The days of Joey Votto being a certified fantasy stud seem long gone. Heck, there was even a year in which he added 16 steals to his incredible overall numbers. Even so, I have seen Votto go at some very cheap prices and for a guy that is currently 31 – still in his prime – I think he is being a bit undervalued in most formats, especially in on base percentage leagues.
Votto is very akin to advanced stats and has stated that he is very comfortable taking a walk if that is what the pitcher has given him. His statistics emphasize that as well, but the statement that he is almost averse to RBI (he netted only 73 in 162 games in 2013) seems unreasonable. His defense to his lack of power and RBI that year were that his knee was still being rehabbed and he did not have the ability to drive the ball as he had in years past. He still hit 24 home runs, but he only drove in 73 while scoring 101 in a full season’s worth of games.
Last season was a wash for Votto, which is why he is being valued so low on draft day. He hit only .255, played only 62 games, had the lowest ISO of his career, and still had a .390 OBP.
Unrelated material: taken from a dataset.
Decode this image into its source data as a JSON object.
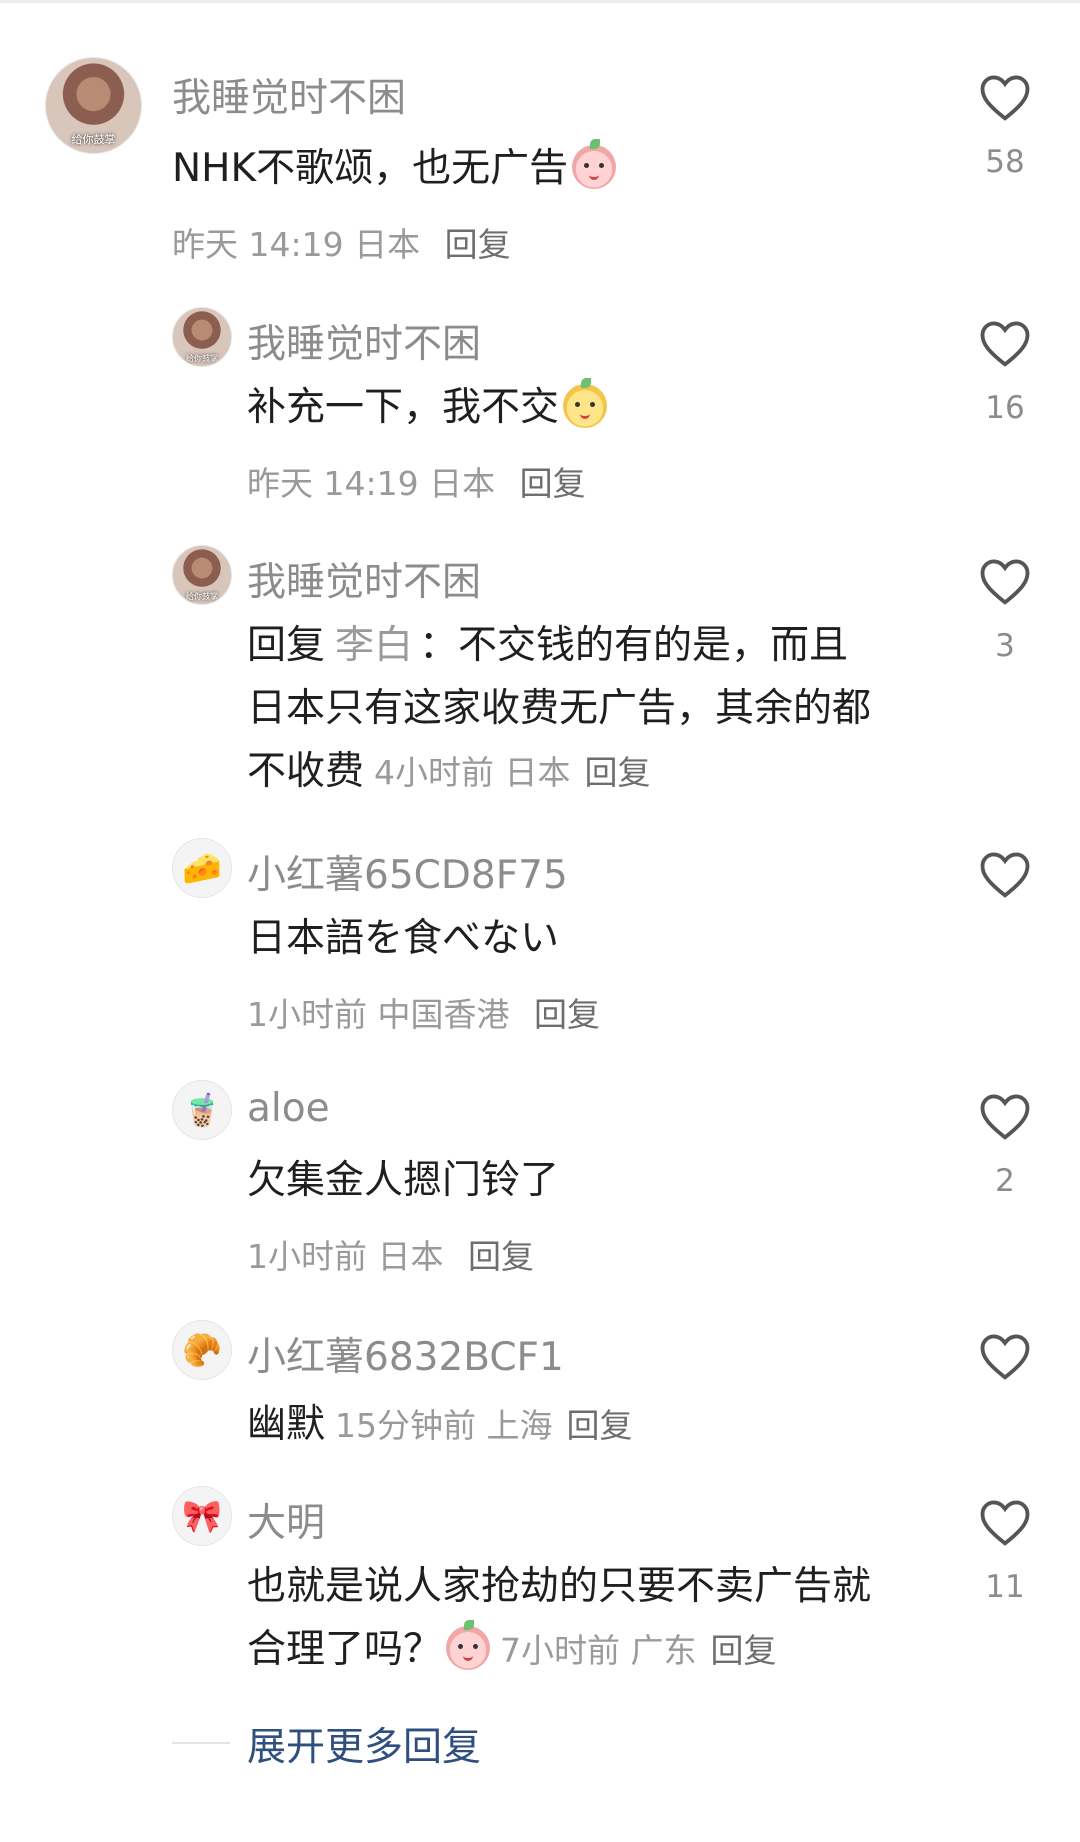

Joey Votto is valuable almost beyond words in on base parentage leagues and while his power and RBI may not be at the same level as most top tier first basemen anymore, his ability to get on base and score runs is still very valuable because like it or not there just are not that many players with on base percentages at or near .400 in this pitching environment.
Looking at the projections for this year, Steamer has him at .279/.405/.465 with 19 homers in 134 games. That would be a 20+ homer pace if he is healthy for the full season, and again he was healthy enough to play 162 games just two seasons ago. ZiPS has him only playing 106 games based on his injury history in 2012 and 2014, but still netting a .279/.417/.469 mark. There are certainly arguments to go cheap on first base and if you are looking to go middle infield or outfield in the first few rounds, Votto is an excellent grab a couple rounds later.
The fact of the matter is that Votto’s bat control and strike zone control are unparalleled in the game to this day. He has 13 infield fly balls in his entire career, he has a career .355 BABIP and a walk rate of 15%. That type of productivity, while not the standard grip and rip types you get from first base, still has a lot of actual fantasy value even if it looks different. Guys who get on base score tons of runs, and Votto is not so much of a slap hitter that he will not help in the power department. If your strategy is to wait on first base, Votto is a very attractive target.